While this disease had practically disappeared, Ile-de-France is experiencing a resurgence of tuberculosis. Public health France observed an 8.2% increase in the disease reporting rate between 2015 and 2017.
“In recent years, European countries with a low incidence of tuberculosis, including France, have found themselves faced with two major challenges in the fight against this disease: the arrival of a large number of migrants from countries with a high incidence and increase of tuberculosis in Eastern Europe”, specifies the health agency.
The largest increase was observed in Paris
In total, 1,758 cases of tuberculosis were declared in Île-de-France in 2015, 1,809 in 2016 and 1,927 in 2017, the declaration rate having increased by 8.2% over this period. Of the region’s eight departments, Seine-Saint-Denis had the highest reporting rate in 2015, but the biggest increase was seen in Paris where the incidence rate rose from 13.5 per 100,000 inhabitants in 2015 to 16.8 in 2017, an increase of 23.4%.

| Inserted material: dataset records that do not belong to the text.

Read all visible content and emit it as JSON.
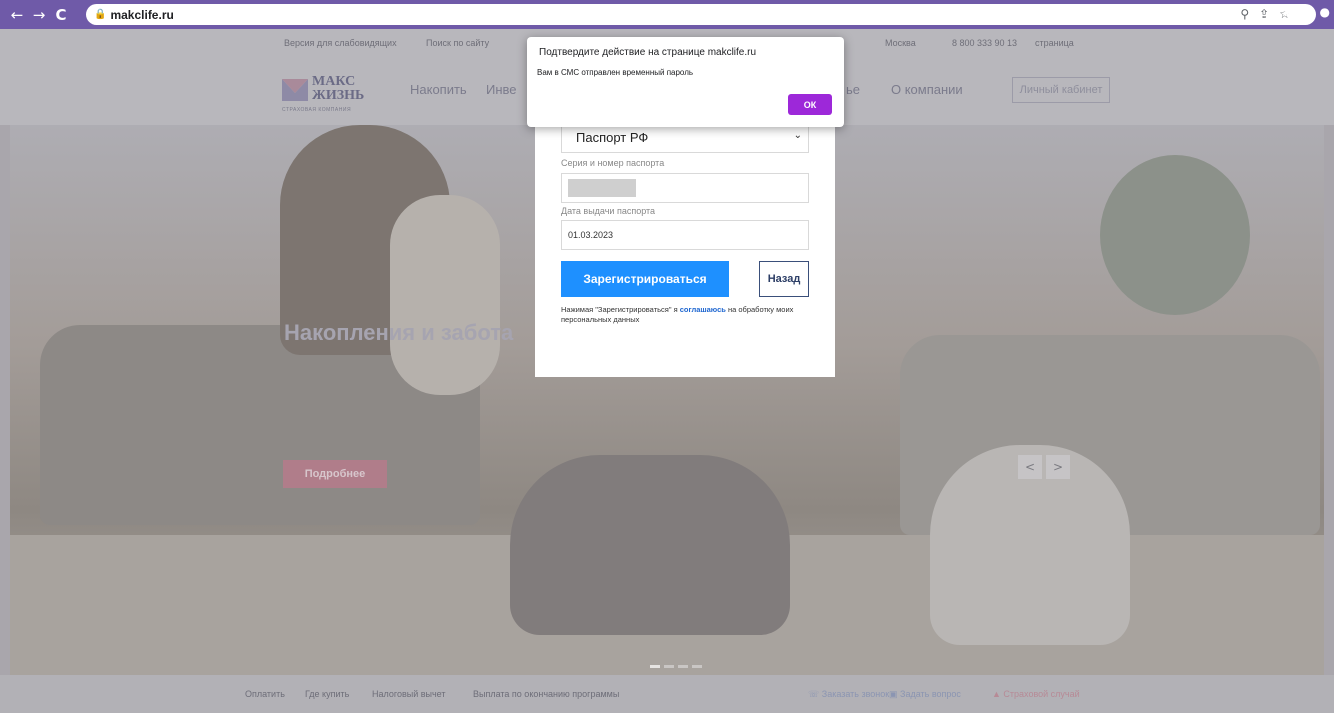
{
  "browser": {
    "url": "makclife.ru",
    "back_icon": "←",
    "forward_icon": "→",
    "reload_icon": "C",
    "lock_icon": "🔒",
    "zoom_icon": "⚲",
    "share_icon": "⇪",
    "star_icon": "☆",
    "ext_icons": [
      "✱",
      "▢",
      "●"
    ]
  },
  "topbar": {
    "accessibility": "Версия для слабовидящих",
    "search": "Поиск по сайту",
    "city": "Москва",
    "phone": "8 800 333 90 13",
    "page_link": "страница"
  },
  "header": {
    "logo_line1": "МАКС",
    "logo_line2": "ЖИЗНЬ",
    "logo_sub": "СТРАХОВАЯ КОМПАНИЯ",
    "menu": [
      "Накопить",
      "Инве",
      "ье",
      "О компании"
    ],
    "cabinet": "Личный кабинет"
  },
  "hero": {
    "title": "Накопления и забота",
    "more_button": "Подробнее",
    "prev": "<",
    "next": ">"
  },
  "footer": {
    "links": [
      "Оплатить",
      "Где купить",
      "Налоговый вычет",
      "Выплата по окончанию программы"
    ],
    "callback": "Заказать звонок",
    "question": "Задать вопрос",
    "insurance": "Страховой случай"
  },
  "form": {
    "document_type": "Паспорт РФ",
    "passport_label": "Серия и номер паспорта",
    "issue_date_label": "Дата выдачи паспорта",
    "issue_date_value": "01.03.2023",
    "register_button": "Зарегистрироваться",
    "back_button": "Назад",
    "consent_prefix": "Нажимая \"Зарегистрироваться\" я ",
    "consent_link": "соглашаюсь",
    "consent_suffix": " на обработку моих персональных данных"
  },
  "dialog": {
    "title": "Подтвердите действие на странице makclife.ru",
    "message": "Вам в СМС отправлен временный пароль",
    "ok": "ОК"
  },
  "colors": {
    "chrome": "#6f5aa8",
    "primary_button": "#1e90ff",
    "dialog_ok": "#9d28d9"
  }
}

This change is associated with an increase in the rate in males, in young adults aged 15 to 24, in people from areas with high tuberculosis endemicity and in people who arrived in metropolitan France during the past two years. previous ones, such as the homeless.
Precariousness and promiscuity
“These observations encourage us to continue and strengthen the adaptation of screening for these at-risk populations”, indicate the authors of the report. “The populations concerned by this increase are those suffering the most from precariousness and promiscuity, in particular people born abroad, in collective accommodation or without a fixed address and those who have recently arrived in France”, they specify.
Tuberculosis, an affliction that most commonly affects the lungs but also sometimes the kidneys, lymph nodes and bones, is the deadliest infectious disease in the world. In 2017, it killed 1.6 million people, according to figures from the World Health Organization (WHO). Well taken care of, the pathology is normally cured in six months with a course of several antibiotics.